After a lot of rumours on the grapevine, it is now official: the Tesla Model 3 will indeed come outfitted with a CCS fast charging port in Europe. Drew Bennet, responsible for Tesla’s global charging infrastructure, revealed the news in an interview with Auto Express.
A Tesla spokesperson has now also confirmed the report to electrive.com. When they go on sale in Europe in early 2019, Tesla’s Model 3 will come with a CCS port. So owners of the European Model 3 will not only be able to use Tesla’s own Supercharger and Destination networks, but also third-party networks such as Ionity for example or 50 kW multi-chargers.
Of course, this is not the end of the Superchargers. Bennett said that Tesla would “continue to invest in our own network” and added that this will also give “our owners access to the CCS networks that are beginning to grow in Europe”. In fact, with CCS ports, the practicality of Model 3 increases significantly. It will become much more attractive for users, with this vast increase in access to fast loading facilities along motorways and in cities.
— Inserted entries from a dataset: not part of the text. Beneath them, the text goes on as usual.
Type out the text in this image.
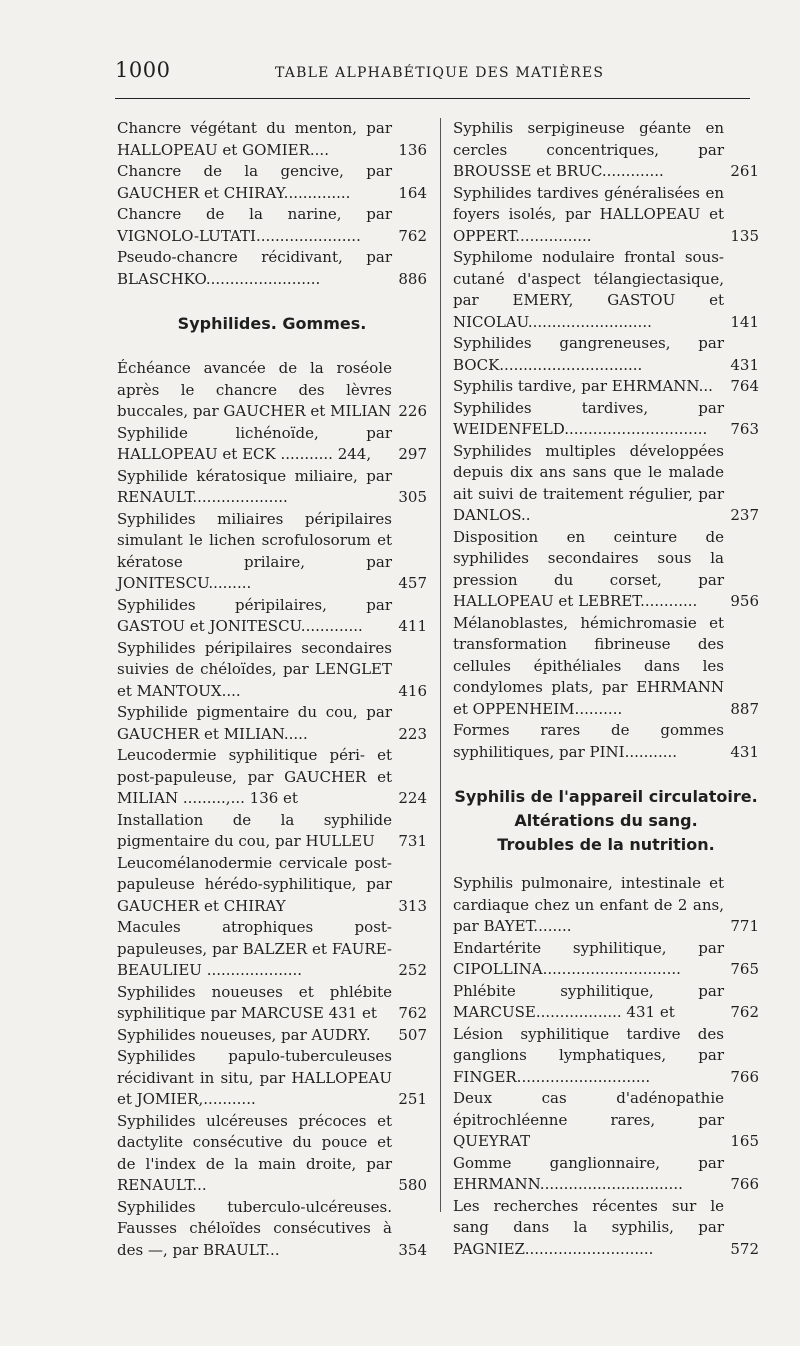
1000	TABLE ALPHABÉTIQUE DES MATIÈRES
Chancre végétant du menton, par HALLOPEAU et GOMIER....	136
Chancre de la gencive, par GAUCHER et CHIRAY..............	164
Chancre de la narine, par VIGNOLO-LUTATI......................	762
Pseudo-chancre récidivant, par BLASCHKO........................	886
Syphilides. Gommes.
Échéance avancée de la roséole après le chancre des lèvres buccales, par GAUCHER et MILIAN 226
Syphilide lichénoïde, par HALLOPEAU et ECK ........... 244,	297
Syphilide kératosique miliaire, par RENAULT....................	305
Syphilides miliaires péripilaires simulant le lichen scrofulosorum et kératose prilaire, par JONITESCU.........	457
Syphilides péripilaires, par GASTOU et JONITESCU.............	411
Syphilides péripilaires secondaires suivies de chéloïdes, par LENGLET et MANTOUX....	416
Syphilide pigmentaire du cou, par GAUCHER et MILIAN.....	223
Leucodermie syphilitique péri- et post-papuleuse, par GAUCHER et MILIAN .........,... 136 et	224
Installation de la syphilide pigmentaire du cou, par HULLEU	731
Leucomélanodermie cervicale post-papuleuse hérédo-syphilitique, par GAUCHER et CHIRAY	313
Macules atrophiques post-papuleuses, par BALZER et FAURE-BEAULIEU ....................	252
Syphilides noueuses et phlébite syphilitique par MARCUSE 431 et	762
Syphilides noueuses, par AUDRY.	507
Syphilides papulo-tuberculeuses récidivant in situ, par HALLOPEAU et JOMIER,...........	251
Syphilides ulcéreuses précoces et dactylite consécutive du pouce et de l'index de la main droite, par RENAULT...	580
Syphilides tuberculo-ulcéreuses. Fausses chéloïdes consécutives à des —, par BRAULT...	354
Syphilis serpigineuse géante en cercles concentriques, par BROUSSE et BRUC.............	261
Syphilides tardives généralisées en foyers isolés, par HALLOPEAU et OPPERT................	135
Syphilome nodulaire frontal sous-cutané d'aspect télangiectasique, par EMERY, GASTOU et NICOLAU..........................	141
Syphilides gangreneuses, par BOCK..............................	431
Syphilis tardive, par EHRMANN...	764
Syphilides tardives, par WEIDENFELD..............................	763
Syphilides multiples développées depuis dix ans sans que le malade ait suivi de traitement régulier, par DANLOS..	237
Disposition en ceinture de syphilides secondaires sous la pression du corset, par HALLOPEAU et LEBRET............	956
Mélanoblastes, hémichromasie et transformation fibrineuse des cellules épithéliales dans les condylomes plats, par EHRMANN et OPPENHEIM..........	887
Formes rares de gommes syphilitiques, par PINI...........	431
Syphilis de l'appareil circulatoire.
Altérations du sang.
Troubles de la nutrition.
Syphilis pulmonaire, intestinale et cardiaque chez un enfant de 2 ans, par BAYET........	771
Endartérite syphilitique, par CIPOLLINA.............................	765
Phlébite syphilitique, par MARCUSE.................. 431 et	762
Lésion syphilitique tardive des ganglions lymphatiques, par FINGER............................	766
Deux cas d'adénopathie épitrochléenne rares, par QUEYRAT	165
Gomme ganglionnaire, par EHRMANN..............................	766
Les recherches récentes sur le sang dans la syphilis, par PAGNIEZ...........................	572
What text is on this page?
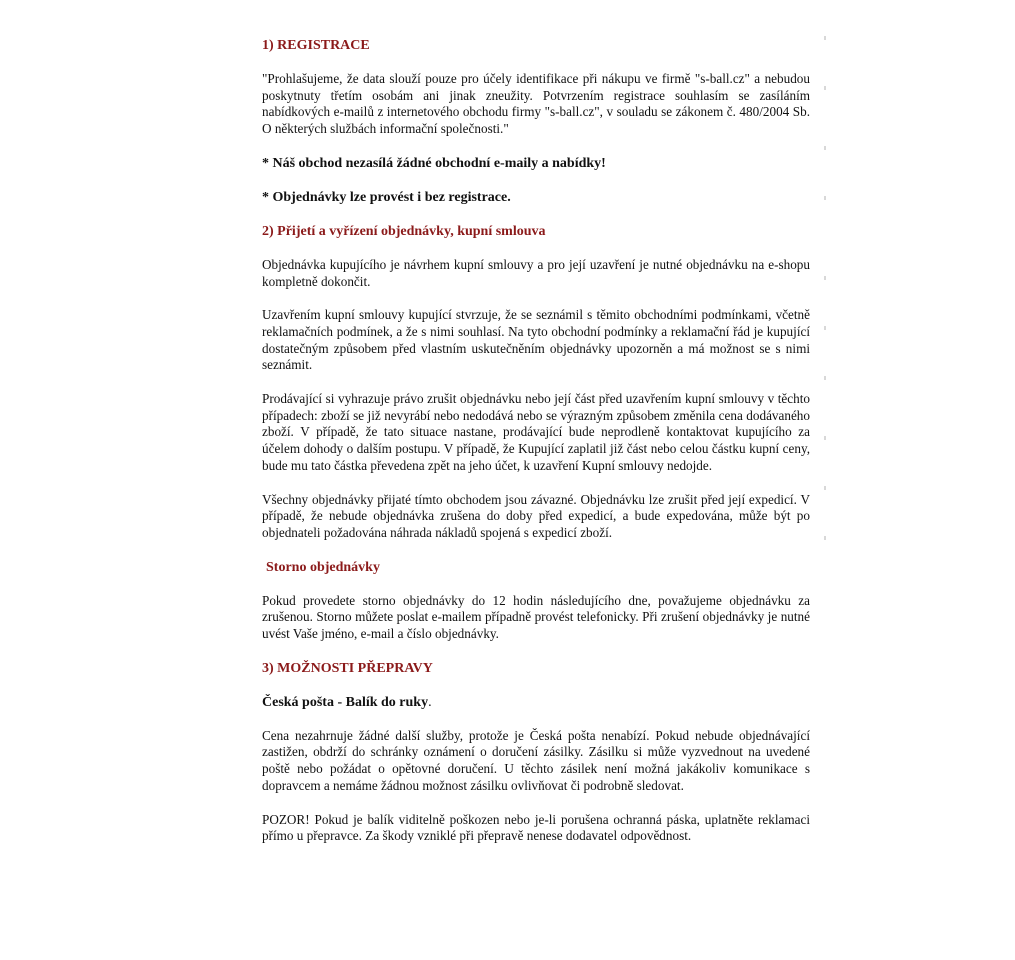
1) REGISTRACE

"Prohlašujeme, že data slouží pouze pro účely identifikace při nákupu ve firmě "s-ball.cz" a nebudou poskytnuty třetím osobám ani jinak zneužity. Potvrzením registrace souhlasím se zasíláním nabídkových e-mailů z internetového obchodu firmy "s-ball.cz", v souladu se zákonem č. 480/2004 Sb. O některých službách informační společnosti."

* Náš obchod nezasílá žádné obchodní e-maily a nabídky!

* Objednávky lze provést i bez registrace.

2) Přijetí a vyřízení objednávky, kupní smlouva

Objednávka kupujícího je návrhem kupní smlouvy a pro její uzavření je nutné objednávku na e-shopu kompletně dokončit.

Uzavřením kupní smlouvy kupující stvrzuje, že se seznámil s těmito obchodními podmínkami, včetně reklamačních podmínek, a že s nimi souhlasí. Na tyto obchodní podmínky a reklamační řád je kupující dostatečným způsobem před vlastním uskutečněním objednávky upozorněn a má možnost se s nimi seznámit.

Prodávající si vyhrazuje právo zrušit objednávku nebo její část před uzavřením kupní smlouvy v těchto případech: zboží se již nevyrábí nebo nedodává nebo se výrazným způsobem změnila cena dodávaného zboží. V případě, že tato situace nastane, prodávající bude neprodleně kontaktovat kupujícího za účelem dohody o dalším postupu. V případě, že Kupující zaplatil již část nebo celou částku kupní ceny, bude mu tato částka převedena zpět na jeho účet, k uzavření Kupní smlouvy nedojde.

Všechny objednávky přijaté tímto obchodem jsou závazné. Objednávku lze zrušit před její expedicí. V případě, že nebude objednávka zrušena do doby před expedicí, a bude expedována, může být po objednateli požadována náhrada nákladů spojená s expedicí zboží.

Storno objednávky

Pokud provedete storno objednávky do 12 hodin následujícího dne, považujeme objednávku za zrušenou. Storno můžete poslat e-mailem případně provést telefonicky. Při zrušení objednávky je nutné uvést Vaše jméno, e-mail a číslo objednávky.

3) MOŽNOSTI PŘEPRAVY

Česká pošta - Balík do ruky.

Cena nezahrnuje žádné další služby, protože je Česká pošta nenabízí. Pokud nebude objednávající zastižen, obdrží do schránky oznámení o doručení zásilky. Zásilku si může vyzvednout na uvedené poště nebo požádat o opětovné doručení. U těchto zásilek není možná jakákoliv komunikace s dopravcem a nemáme žádnou možnost zásilku ovlivňovat či podrobně sledovat.

POZOR! Pokud je balík viditelně poškozen nebo je-li porušena ochranná páska, uplatněte reklamaci přímo u přepravce. Za škody vzniklé při přepravě nenese dodavatel odpovědnost.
Bennett also reiterated that Tesla is very open to discussions with other carmakers: “We’re definitely open to talking to other car manufacturers who want to have access to the network.” He then pointed to capacity as a driver for their investment and to him “it’s new routes, new markets and then capacity”.
On European soil Tesla’s Supercharger network now comprises more than 430 locations with over 3,600 charge points. With the introduction of Model 3, Tesla is “investing more than ever” in the network, and will definitely “accelerate” the process. According to Tesla’s charging infrastructure managers, the local superchargers will be upgraded with CCS connections even before the introduction of the Model 3. “We are planning an immense upgrade – with the goal that Model 3 owners will find suitable superchargers on all major travel routes”.
Buyers of Model X and Model S, on the other hand, only have the option of using an adapter that is placed on the type 2 port of the vehicles. According to the above-mentioned report, a new adapter will be available for about 500 euros. This will be slightly smaller than the current generation of CHAdeMO adapters that Tesla drivers can currently use to dock on external loading networks. Last year, Tesla also unveiled a new dual-connector charging port designed to support more than one charging standard. In this way, the electrical pioneer from California apparently wanted to ensure greater suitability for everyday use in various regions, but was primarily targeting the Asian markets. Tesla already joined the CharIN rapid charging initiative in 2016, which develops rapid charging concepts based on CCS technology. Tesla has not commented on this since then. Even CharIN managers did not know until the end whether Model 3 would really come to Europe with CCS. This ambiguity has now been finally removed.